🤖 AI Summary
Achieving carbon neutrality demands intelligent energy systems powered by large language models (LLMs) that possess domain-specific knowledge and awareness of physical constraints—capabilities absent in general-purpose LLMs due to their lack of energy-domain expertise and engineering alignment. To address this gap, we propose Helios, the first domain-specialized LLM for intelligent energy systems. We introduce Enersys, a novel multi-agent collaborative data engineering framework that systematically generates three high-quality resources: EnerBase (a domain-knowledge-enhanced knowledge base), EnerInstruct (an instruction-tuning dataset), and EnerReinforce (an RLHF alignment dataset grounded in energy physics and standards). We further release EnerBench, the first comprehensive evaluation benchmark for intelligent energy LLMs. Through domain-knowledge-augmented pretraining, supervised fine-tuning, and physics-informed RLHF, Helios achieves substantial improvements over general-purpose baselines in energy knowledge comprehension, engineering task accuracy, and compliance with industry standards.
📝 Abstract
In the global drive toward carbon neutrality, deeply coordinated smart energy systems underpin industrial transformation. However, the interdisciplinary, fragmented, and fast-evolving expertise in this domain prevents general-purpose LLMs, which lack domain knowledge and physical-constraint awareness, from delivering precise engineering-aligned inference and generation.
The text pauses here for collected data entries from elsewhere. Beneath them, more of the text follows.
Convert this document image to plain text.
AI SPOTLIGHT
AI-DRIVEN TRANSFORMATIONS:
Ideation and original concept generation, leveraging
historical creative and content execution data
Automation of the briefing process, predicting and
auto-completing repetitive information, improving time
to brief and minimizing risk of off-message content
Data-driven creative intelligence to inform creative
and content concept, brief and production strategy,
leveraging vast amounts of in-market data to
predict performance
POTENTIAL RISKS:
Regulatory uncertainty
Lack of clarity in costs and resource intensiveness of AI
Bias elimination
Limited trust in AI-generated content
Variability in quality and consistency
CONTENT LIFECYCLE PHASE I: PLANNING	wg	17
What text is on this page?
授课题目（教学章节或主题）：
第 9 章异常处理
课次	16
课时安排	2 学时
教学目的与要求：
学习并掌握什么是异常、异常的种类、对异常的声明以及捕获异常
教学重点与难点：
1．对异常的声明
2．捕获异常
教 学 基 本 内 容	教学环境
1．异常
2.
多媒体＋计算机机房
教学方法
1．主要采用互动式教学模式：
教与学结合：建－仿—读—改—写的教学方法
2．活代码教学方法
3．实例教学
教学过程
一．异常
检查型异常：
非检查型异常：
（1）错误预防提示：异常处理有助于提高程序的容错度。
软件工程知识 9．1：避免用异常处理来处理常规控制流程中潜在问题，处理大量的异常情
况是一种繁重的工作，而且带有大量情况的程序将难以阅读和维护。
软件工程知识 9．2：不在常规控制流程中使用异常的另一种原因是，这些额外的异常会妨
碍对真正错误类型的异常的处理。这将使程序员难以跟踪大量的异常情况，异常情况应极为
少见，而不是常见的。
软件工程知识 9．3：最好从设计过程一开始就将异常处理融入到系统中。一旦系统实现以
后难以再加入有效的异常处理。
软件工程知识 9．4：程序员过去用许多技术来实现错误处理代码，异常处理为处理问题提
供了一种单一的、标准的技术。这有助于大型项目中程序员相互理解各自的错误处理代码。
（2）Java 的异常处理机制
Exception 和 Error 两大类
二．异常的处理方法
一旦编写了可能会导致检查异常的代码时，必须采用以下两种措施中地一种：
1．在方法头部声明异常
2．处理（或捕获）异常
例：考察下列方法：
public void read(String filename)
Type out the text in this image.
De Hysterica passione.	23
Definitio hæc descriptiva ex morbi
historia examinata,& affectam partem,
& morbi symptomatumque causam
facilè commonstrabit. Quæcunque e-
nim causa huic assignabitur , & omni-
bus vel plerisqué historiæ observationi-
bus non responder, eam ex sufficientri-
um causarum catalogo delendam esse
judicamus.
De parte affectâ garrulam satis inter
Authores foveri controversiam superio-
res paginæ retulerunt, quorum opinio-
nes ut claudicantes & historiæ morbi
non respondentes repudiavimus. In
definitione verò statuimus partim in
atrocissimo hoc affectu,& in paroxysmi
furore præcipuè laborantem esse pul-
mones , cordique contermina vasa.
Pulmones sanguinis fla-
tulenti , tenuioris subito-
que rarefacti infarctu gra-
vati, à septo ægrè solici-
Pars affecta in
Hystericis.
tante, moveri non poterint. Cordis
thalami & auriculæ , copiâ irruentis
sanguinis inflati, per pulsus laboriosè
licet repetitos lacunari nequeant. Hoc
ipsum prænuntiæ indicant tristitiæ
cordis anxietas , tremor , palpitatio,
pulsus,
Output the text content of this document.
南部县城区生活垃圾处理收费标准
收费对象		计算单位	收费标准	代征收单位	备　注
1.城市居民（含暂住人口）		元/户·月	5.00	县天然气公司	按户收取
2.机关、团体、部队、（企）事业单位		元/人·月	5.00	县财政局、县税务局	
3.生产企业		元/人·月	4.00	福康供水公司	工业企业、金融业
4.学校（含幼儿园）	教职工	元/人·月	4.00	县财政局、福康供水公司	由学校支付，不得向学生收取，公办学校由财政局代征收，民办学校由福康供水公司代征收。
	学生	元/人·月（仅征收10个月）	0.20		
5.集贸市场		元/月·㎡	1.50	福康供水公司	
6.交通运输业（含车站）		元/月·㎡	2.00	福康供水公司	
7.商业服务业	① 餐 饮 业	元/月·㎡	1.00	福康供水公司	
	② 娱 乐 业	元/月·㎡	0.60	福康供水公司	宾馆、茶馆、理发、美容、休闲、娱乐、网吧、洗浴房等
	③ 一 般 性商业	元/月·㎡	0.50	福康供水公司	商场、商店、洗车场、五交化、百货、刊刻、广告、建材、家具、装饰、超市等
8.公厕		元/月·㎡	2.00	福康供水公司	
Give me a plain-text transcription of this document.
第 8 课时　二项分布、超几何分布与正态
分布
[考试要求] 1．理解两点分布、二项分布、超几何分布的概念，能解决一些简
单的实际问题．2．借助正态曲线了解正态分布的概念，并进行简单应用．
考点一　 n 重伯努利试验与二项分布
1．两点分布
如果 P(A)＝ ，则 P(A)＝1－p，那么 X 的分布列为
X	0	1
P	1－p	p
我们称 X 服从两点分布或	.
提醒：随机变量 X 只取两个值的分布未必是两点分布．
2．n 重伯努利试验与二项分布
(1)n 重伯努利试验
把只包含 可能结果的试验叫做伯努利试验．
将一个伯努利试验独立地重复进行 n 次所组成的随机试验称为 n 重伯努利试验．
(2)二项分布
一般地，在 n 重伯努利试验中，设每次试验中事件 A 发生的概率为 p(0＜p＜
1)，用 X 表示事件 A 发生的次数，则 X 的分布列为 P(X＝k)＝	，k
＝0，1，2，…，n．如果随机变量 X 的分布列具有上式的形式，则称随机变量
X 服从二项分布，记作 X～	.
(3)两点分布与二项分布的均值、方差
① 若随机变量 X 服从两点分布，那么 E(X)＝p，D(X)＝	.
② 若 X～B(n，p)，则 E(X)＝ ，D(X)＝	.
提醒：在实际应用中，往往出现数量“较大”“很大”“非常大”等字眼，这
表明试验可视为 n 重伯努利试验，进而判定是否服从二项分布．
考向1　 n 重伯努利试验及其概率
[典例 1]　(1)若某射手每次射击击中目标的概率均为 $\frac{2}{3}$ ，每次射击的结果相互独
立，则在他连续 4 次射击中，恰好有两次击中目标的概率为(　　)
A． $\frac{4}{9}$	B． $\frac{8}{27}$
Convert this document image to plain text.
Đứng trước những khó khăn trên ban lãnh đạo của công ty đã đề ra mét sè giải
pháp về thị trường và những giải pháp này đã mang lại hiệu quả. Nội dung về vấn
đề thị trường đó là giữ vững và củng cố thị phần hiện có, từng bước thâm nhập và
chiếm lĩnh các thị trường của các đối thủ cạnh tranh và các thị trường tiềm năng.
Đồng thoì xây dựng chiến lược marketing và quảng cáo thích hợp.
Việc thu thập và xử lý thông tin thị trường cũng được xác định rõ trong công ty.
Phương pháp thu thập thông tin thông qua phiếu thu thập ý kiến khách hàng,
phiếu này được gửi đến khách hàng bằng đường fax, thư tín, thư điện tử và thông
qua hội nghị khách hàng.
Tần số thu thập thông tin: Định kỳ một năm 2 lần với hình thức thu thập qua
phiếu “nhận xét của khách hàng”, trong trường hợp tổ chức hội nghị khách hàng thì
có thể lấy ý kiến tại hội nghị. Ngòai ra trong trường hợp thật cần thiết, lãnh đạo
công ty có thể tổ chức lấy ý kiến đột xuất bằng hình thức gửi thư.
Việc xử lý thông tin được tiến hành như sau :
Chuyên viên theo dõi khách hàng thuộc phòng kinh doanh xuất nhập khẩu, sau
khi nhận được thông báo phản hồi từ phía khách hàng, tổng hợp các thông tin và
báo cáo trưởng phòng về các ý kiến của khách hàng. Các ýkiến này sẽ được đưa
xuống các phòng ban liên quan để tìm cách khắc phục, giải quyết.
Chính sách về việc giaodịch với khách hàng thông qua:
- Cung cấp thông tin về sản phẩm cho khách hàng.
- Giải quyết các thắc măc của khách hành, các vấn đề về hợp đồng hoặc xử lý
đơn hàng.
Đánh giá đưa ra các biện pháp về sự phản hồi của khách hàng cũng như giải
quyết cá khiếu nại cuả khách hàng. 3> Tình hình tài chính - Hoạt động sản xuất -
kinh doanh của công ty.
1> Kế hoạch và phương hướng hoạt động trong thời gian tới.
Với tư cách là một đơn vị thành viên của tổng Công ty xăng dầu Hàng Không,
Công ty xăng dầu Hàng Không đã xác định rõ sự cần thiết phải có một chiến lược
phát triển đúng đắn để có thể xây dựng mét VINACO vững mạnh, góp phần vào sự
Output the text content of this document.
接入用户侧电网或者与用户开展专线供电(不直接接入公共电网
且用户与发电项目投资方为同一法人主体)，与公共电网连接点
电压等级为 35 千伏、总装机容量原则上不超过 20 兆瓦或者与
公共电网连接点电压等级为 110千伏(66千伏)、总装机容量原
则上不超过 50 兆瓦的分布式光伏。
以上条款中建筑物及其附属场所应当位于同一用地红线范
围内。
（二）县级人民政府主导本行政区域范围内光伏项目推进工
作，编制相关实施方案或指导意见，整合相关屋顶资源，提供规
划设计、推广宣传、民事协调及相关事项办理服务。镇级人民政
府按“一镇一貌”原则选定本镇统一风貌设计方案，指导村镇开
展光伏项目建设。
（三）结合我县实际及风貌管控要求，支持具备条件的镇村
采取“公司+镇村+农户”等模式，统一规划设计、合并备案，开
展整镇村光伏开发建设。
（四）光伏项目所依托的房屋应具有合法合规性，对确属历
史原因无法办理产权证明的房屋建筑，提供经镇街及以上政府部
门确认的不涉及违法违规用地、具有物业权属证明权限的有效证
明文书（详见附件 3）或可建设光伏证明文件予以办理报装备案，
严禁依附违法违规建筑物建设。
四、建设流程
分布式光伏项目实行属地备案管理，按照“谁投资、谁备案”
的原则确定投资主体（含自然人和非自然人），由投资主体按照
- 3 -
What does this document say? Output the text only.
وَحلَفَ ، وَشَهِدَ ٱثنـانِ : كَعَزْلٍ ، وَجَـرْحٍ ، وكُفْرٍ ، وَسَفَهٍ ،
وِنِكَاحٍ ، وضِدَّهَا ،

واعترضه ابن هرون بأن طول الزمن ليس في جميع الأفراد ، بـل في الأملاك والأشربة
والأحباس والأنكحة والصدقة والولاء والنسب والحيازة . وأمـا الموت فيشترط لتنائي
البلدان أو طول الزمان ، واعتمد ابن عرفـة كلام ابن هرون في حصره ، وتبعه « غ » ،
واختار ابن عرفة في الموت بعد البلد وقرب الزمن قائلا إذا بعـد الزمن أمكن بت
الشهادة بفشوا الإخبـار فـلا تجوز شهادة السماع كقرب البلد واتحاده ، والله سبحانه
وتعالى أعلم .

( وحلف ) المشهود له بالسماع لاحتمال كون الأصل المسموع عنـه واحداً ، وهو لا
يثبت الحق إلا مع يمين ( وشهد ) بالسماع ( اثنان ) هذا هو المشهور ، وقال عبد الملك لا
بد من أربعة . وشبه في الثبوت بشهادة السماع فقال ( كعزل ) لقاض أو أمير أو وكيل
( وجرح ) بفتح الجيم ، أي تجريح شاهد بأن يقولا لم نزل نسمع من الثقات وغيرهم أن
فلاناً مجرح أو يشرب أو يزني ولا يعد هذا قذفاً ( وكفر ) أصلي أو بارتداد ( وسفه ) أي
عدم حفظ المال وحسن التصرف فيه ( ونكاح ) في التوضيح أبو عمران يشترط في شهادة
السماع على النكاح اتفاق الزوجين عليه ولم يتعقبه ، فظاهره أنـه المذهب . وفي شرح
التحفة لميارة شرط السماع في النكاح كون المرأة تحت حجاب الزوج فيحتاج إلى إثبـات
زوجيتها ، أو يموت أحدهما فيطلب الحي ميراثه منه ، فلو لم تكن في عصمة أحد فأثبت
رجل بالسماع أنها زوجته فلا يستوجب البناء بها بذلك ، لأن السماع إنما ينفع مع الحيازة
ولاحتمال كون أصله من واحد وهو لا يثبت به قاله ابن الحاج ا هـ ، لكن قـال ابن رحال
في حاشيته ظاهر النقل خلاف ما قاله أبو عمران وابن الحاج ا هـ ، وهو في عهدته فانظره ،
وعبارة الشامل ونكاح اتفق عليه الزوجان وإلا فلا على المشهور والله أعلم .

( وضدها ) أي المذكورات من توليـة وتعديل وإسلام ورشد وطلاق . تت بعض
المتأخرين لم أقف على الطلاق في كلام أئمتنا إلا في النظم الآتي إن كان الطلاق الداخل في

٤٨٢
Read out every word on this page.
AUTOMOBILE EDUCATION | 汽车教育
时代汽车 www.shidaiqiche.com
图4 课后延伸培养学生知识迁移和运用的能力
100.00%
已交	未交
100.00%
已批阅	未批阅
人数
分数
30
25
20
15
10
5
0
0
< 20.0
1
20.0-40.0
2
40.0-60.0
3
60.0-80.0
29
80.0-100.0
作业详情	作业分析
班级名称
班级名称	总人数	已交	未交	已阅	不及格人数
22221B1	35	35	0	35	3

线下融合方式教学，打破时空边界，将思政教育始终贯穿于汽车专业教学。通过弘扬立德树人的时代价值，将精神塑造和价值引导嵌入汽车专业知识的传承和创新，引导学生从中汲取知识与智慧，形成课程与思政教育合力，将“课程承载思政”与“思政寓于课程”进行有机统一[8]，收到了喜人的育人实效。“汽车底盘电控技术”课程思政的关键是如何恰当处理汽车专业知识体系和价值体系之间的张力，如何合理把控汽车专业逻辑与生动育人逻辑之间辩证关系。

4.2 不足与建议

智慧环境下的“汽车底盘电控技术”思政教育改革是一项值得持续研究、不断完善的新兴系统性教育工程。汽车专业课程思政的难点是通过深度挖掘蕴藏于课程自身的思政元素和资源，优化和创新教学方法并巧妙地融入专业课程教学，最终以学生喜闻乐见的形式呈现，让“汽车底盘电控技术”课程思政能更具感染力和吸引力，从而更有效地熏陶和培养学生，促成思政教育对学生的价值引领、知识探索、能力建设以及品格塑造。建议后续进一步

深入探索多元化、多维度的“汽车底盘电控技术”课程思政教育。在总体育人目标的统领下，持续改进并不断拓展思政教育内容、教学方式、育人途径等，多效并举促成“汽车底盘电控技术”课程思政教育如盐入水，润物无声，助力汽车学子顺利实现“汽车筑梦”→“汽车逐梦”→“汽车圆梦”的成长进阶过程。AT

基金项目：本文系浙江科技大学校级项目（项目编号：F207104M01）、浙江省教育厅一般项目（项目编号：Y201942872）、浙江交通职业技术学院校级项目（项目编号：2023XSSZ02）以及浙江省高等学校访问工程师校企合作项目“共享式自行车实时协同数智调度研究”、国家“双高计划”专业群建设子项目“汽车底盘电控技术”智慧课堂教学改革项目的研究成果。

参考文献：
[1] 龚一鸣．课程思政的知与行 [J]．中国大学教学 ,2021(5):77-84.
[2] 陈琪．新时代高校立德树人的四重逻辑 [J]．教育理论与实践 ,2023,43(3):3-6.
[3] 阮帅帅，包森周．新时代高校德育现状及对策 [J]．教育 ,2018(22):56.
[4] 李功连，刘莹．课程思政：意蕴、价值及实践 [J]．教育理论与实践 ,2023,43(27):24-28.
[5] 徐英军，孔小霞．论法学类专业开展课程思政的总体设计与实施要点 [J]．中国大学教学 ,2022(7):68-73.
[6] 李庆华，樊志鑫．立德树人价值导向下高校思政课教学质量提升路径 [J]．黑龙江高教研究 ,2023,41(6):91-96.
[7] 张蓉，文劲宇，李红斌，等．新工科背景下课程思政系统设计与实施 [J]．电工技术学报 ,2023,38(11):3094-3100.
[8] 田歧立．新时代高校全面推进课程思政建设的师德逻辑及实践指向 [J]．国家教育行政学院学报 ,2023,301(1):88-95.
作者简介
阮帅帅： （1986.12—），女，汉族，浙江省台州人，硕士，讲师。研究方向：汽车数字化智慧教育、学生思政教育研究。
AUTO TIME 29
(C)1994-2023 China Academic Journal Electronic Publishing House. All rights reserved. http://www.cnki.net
To address these challenges, we introduce Helios, a large language model tailored to the smart energy domain, together with a comprehensive suite of resources to advance LLM research in this field. Specifically, we develop Enersys, a multi-agent collaborative framework for end-to-end dataset construction, through which we produce: (1) a smart energy knowledge base, EnerBase, to enrich the model's foundational expertise; (2) an instruction fine-tuning dataset, EnerInstruct, to strengthen performance on domain-specific downstream tasks; and (3) an RLHF dataset, EnerReinforce, to align the model with human preferences and industry standards. Leveraging these resources, Helios undergoes large-scale pretraining, SFT, and RLHF. We also release EnerBench, a benchmark for evaluating LLMs in smart energy scenarios, and demonstrate that our approach significantly enhances domain knowledge mastery, task execution accuracy, and alignment with human preferences.